Hast du den Knall im Motor gehört? Hast du gewusst, dass du sterben würdest, als er explodierte? Ich hoffe es, denn dann hast du etwas gemeinsam mit diesen Frauen: Sie wussten es alle, jede Einzelne. Aber ich tat ihnen den Gefallen, es schnell zu machen, sie mussten nicht verbrennen, erst nach ihrem Tod. Seltsam, nicht wahr? Als hätte ich gewusst, dass auch du verbrennen würdest – ein merkwürdiger Zufall. Genauso wie die Tatsache, dass dein Auto stehen blieb, als ich auf dieser Strecke Pannendienst hatte.
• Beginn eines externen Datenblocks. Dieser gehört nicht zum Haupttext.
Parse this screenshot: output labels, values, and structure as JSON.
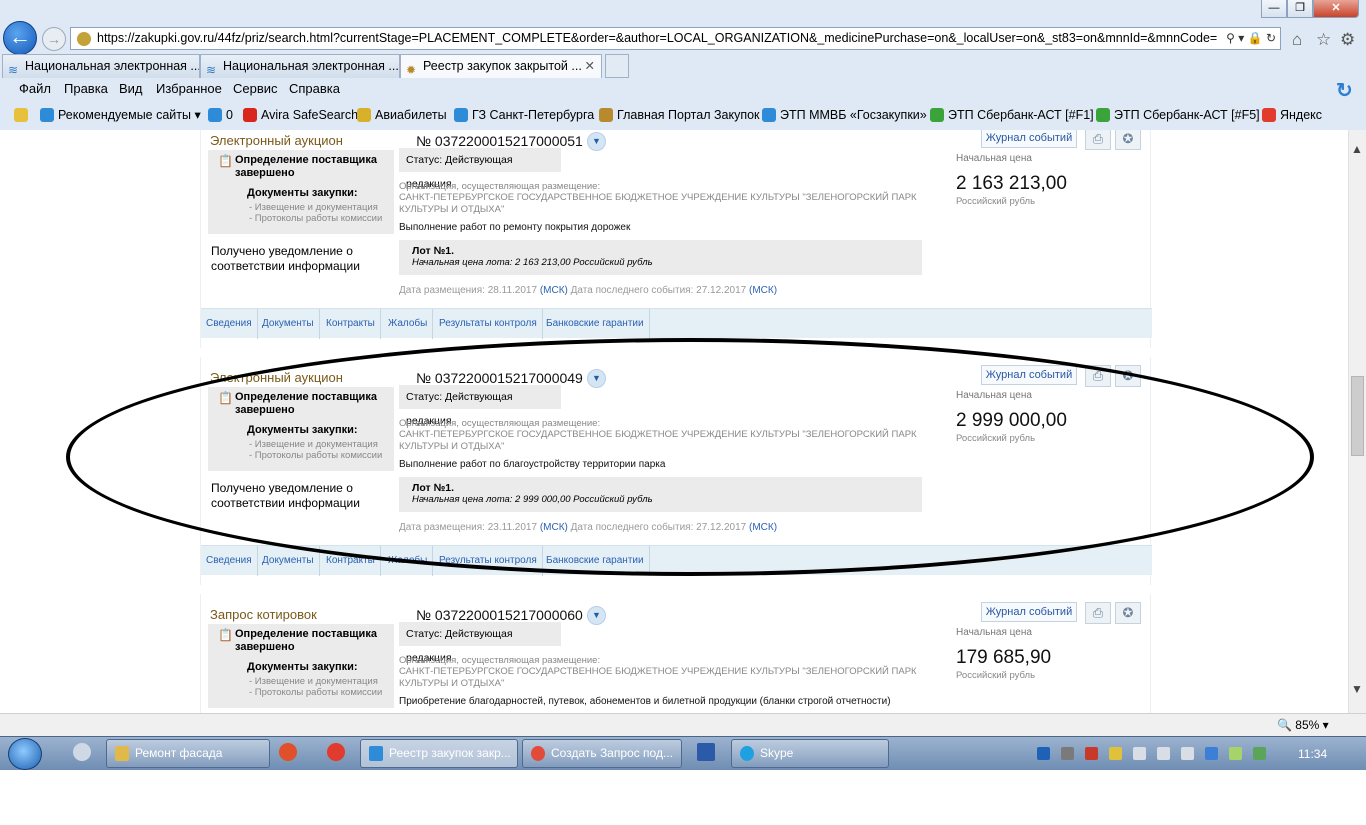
{
  "window": {
    "url": "https://zakupki.gov.ru/44fz/priz/search.html?currentStage=PLACEMENT_COMPLETE&order=&author=LOCAL_ORGANIZATION&_medicinePurchase=on&_localUser=on&_st83=on&mnnId=&mnnCode=",
    "tabs": [
      {
        "label": "Национальная электронная ..."
      },
      {
        "label": "Национальная электронная ..."
      },
      {
        "label": "Реестр закупок закрытой ..."
      }
    ],
    "menu": [
      "Файл",
      "Правка",
      "Вид",
      "Избранное",
      "Сервис",
      "Справка"
    ],
    "favorites": [
      {
        "label": "Рекомендуемые сайты ▾",
        "color": "#2d8bd8"
      },
      {
        "label": "0",
        "color": "#2d8bd8"
      },
      {
        "label": "Avira SafeSearch",
        "color": "#d9261c"
      },
      {
        "label": "Авиабилеты",
        "color": "#d8b12a"
      },
      {
        "label": "ГЗ Санкт-Петербурга",
        "color": "#2d8bd8"
      },
      {
        "label": "Главная Портал Закупок",
        "color": "#b88a2e"
      },
      {
        "label": "ЭТП ММВБ «Госзакупки»",
        "color": "#2d8bd8"
      },
      {
        "label": "ЭТП Сбербанк-АСТ [#F1]",
        "color": "#3aa33a"
      },
      {
        "label": "ЭТП Сбербанк-АСТ [#F5]",
        "color": "#3aa33a"
      },
      {
        "label": "Яндекс",
        "color": "#e03b2c"
      }
    ]
  },
  "card_ui": {
    "journal_label": "Журнал событий",
    "stage_text": "Определение поставщика завершено",
    "docs_title": "Документы закупки:",
    "doc_links": [
      "- Извещение и документация",
      "- Протоколы работы комиссии"
    ],
    "notify_text": "Получено уведомление о соответствии информации",
    "status": "Статус: Действующая редакция",
    "org_label": "Организация, осуществляющая размещение:",
    "org_name": "САНКТ-ПЕТЕРБУРГСКОЕ ГОСУДАРСТВЕННОЕ БЮДЖЕТНОЕ УЧРЕЖДЕНИЕ КУЛЬТУРЫ \"ЗЕЛЕНОГОРСКИЙ ПАРК КУЛЬТУРЫ И ОТДЫХА\"",
    "lot_title": "Лот №1.",
    "price_label": "Начальная цена",
    "currency": "Российский рубль",
    "date_posted_label": "Дата размещения:",
    "date_last_label": "Дата последнего события:",
    "tz": "(МСК)",
    "tabs": [
      "Сведения",
      "Документы",
      "Контракты",
      "Жалобы",
      "Результаты контроля",
      "Банковские гарантии"
    ]
  },
  "cards": [
    {
      "type": "Электронный аукцион",
      "number": "№ 0372200015217000051",
      "subject": "Выполнение работ по ремонту покрытия дорожек",
      "lot_price": "Начальная цена лота: 2 163 213,00 Российский рубль",
      "date_posted": "28.11.2017",
      "date_last": "27.12.2017",
      "price": "2 163 213,00"
    },
    {
      "type": "Электронный аукцион",
      "number": "№ 0372200015217000049",
      "subject": "Выполнение работ по благоустройству территории парка",
      "lot_price": "Начальная цена лота: 2 999 000,00 Российский рубль",
      "date_posted": "23.11.2017",
      "date_last": "27.12.2017",
      "price": "2 999 000,00"
    },
    {
      "type": "Запрос котировок",
      "number": "№ 0372200015217000060",
      "subject": "Приобретение благодарностей, путевок, абонементов и билетной продукции (бланки строгой отчетности)",
      "price": "179 685,90"
    }
  ],
  "statusbar": {
    "zoom": "85% ▾"
  },
  "taskbar": {
    "apps": [
      {
        "label": "Ремонт фасада",
        "color": "#e0b94a"
      },
      {
        "label": "Реестр закупок закр...",
        "color": "#2d8bd8"
      },
      {
        "label": "Создать Запрос под...",
        "color": "#e24a3a"
      },
      {
        "label": "Skype",
        "color": "#1ea1e0"
      }
    ],
    "clock": "11:34"
  }
}
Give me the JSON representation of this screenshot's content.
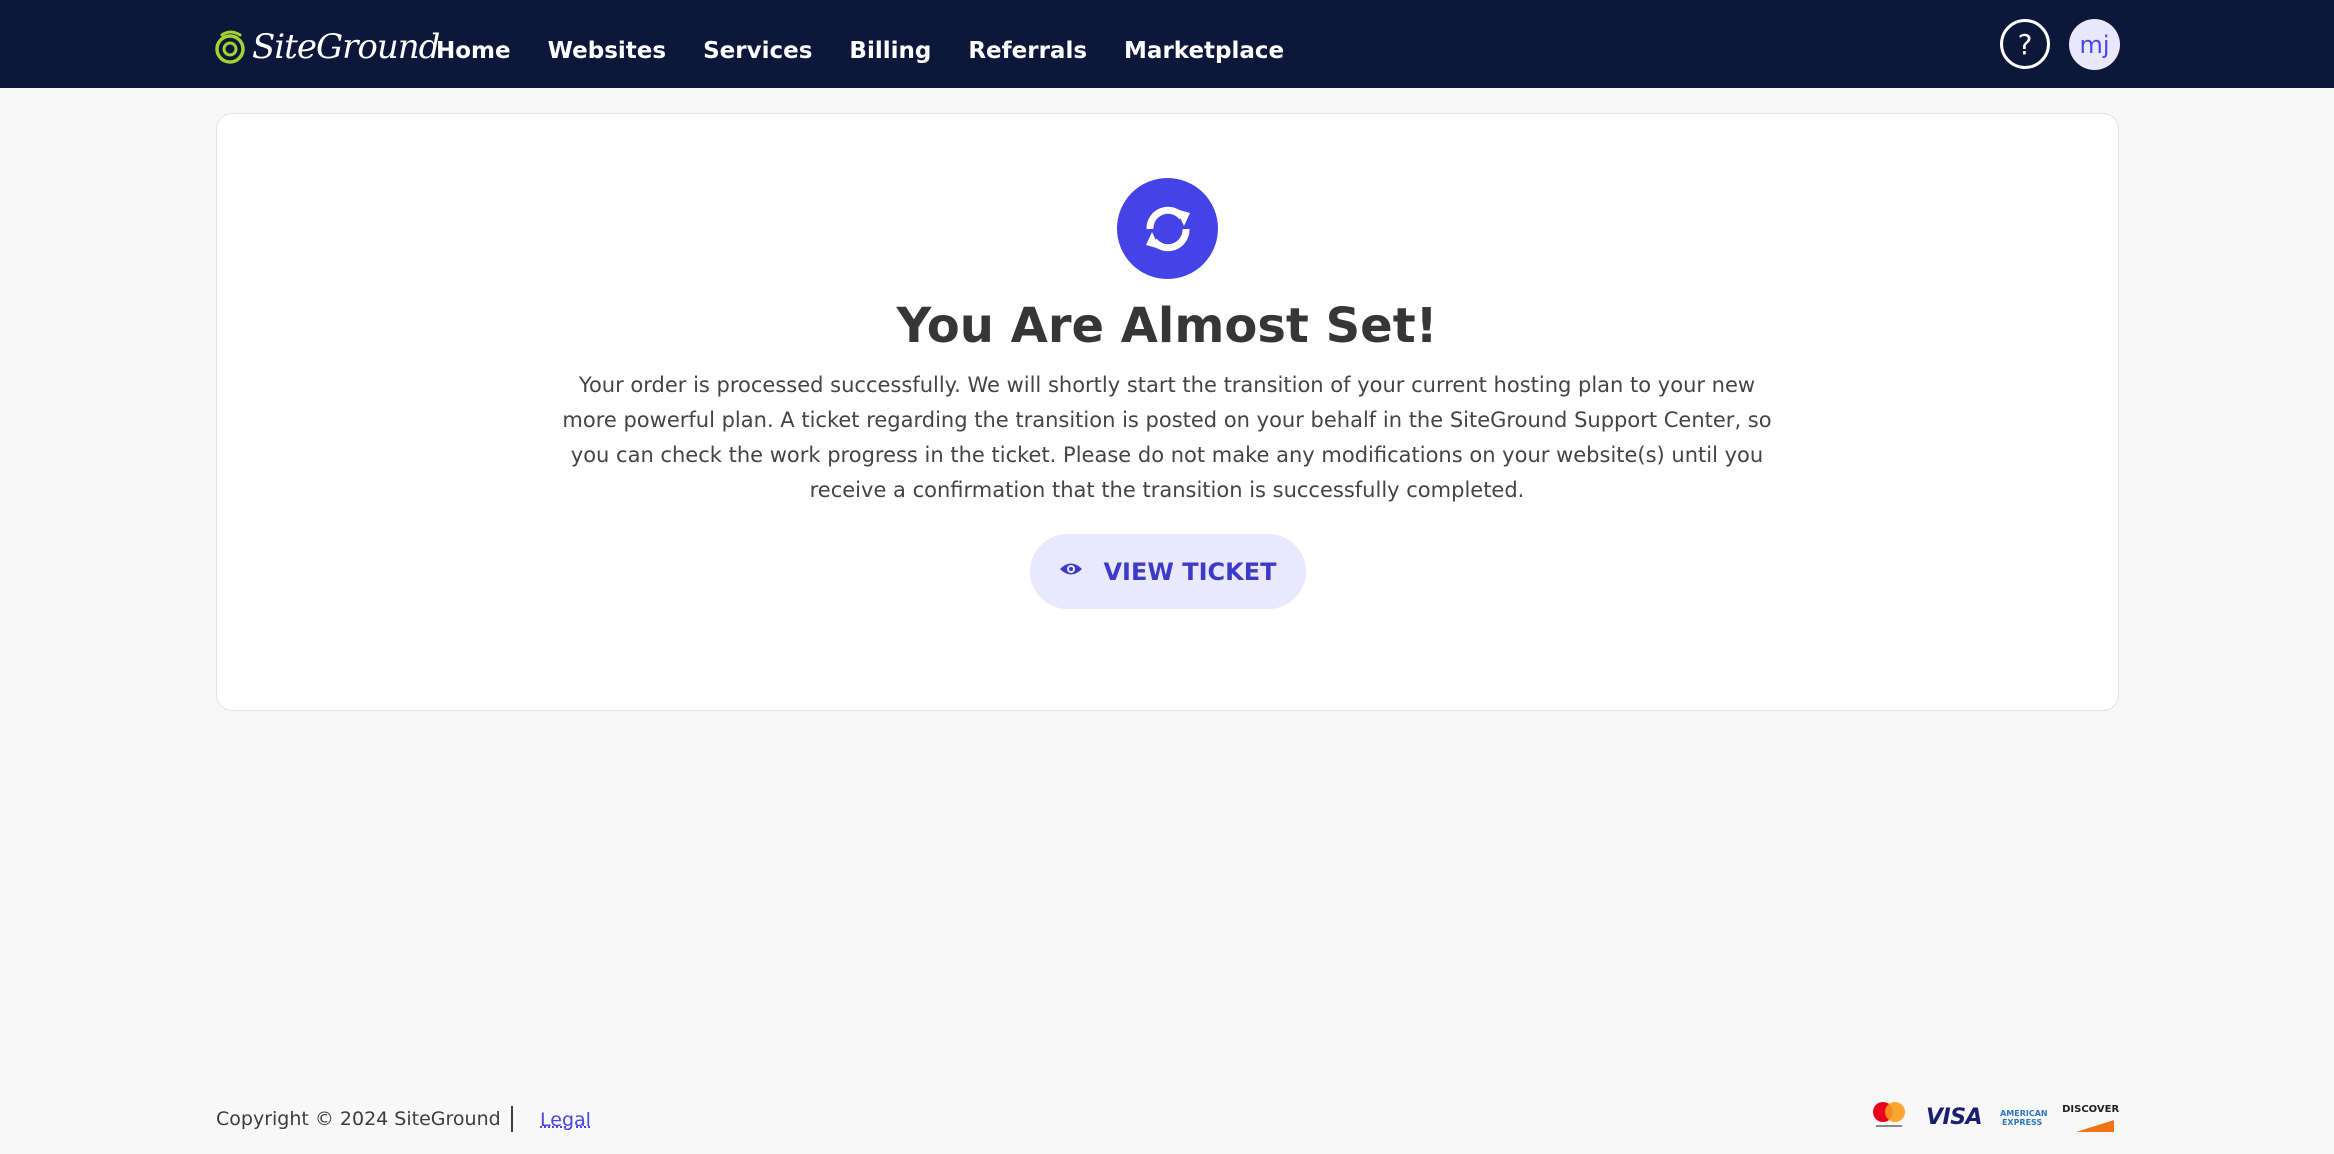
{
  "header": {
    "logo_text": "SiteGround",
    "logo_icon": "siteground-logo-icon",
    "nav": [
      {
        "label": "Home"
      },
      {
        "label": "Websites"
      },
      {
        "label": "Services"
      },
      {
        "label": "Billing"
      },
      {
        "label": "Referrals"
      },
      {
        "label": "Marketplace"
      }
    ],
    "help_label": "?",
    "avatar_initials": "mj",
    "background": "#0c1739"
  },
  "main": {
    "status_icon": "sync-icon",
    "title": "You Are Almost Set!",
    "message": "Your order is processed successfully. We will shortly start the transition of your current hosting plan to your new more powerful plan. A ticket regarding the transition is posted on your behalf in the SiteGround Support Center, so you can check the work progress in the ticket. Please do not make any modifications on your website(s) until you receive a confirmation that the transition is successfully completed.",
    "view_ticket_label": "VIEW TICKET",
    "view_ticket_icon": "eye-icon",
    "accent": "#4343e8"
  },
  "footer": {
    "copyright": "Copyright © 2024 SiteGround",
    "legal_label": "Legal",
    "payment_methods": [
      "mastercard-icon",
      "visa-icon",
      "amex-icon",
      "discover-icon"
    ],
    "visa_text": "VISA",
    "amex_text": "AMERICAN EXPRESS",
    "discover_text": "DISCOVER"
  }
}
Du hast mich nicht erkannt, nach all den Jahren, du ahntest auch nicht, wie gut ich mich mit Motoren auskenne … während du mit deinem Fahrer im Rasthof Kaffee getrunken hast.
Du bist alt geworden, Mutter, siehst in den Zeitungen nicht mehr so jung aus wie auf diesem Bild. Ganz zerbrechlich wirkst du, aber das warst du nie.
Aber jetzt bin ich frei von dir, jetzt brauche ich dich nicht mehr!“
Gleichgültig ließ er das Bild zu Boden fallen, als er aufstand. Ein abgebrochener Splitter des filigranen Silberrahmens blitzte im Licht aus dem Dachfenster auf.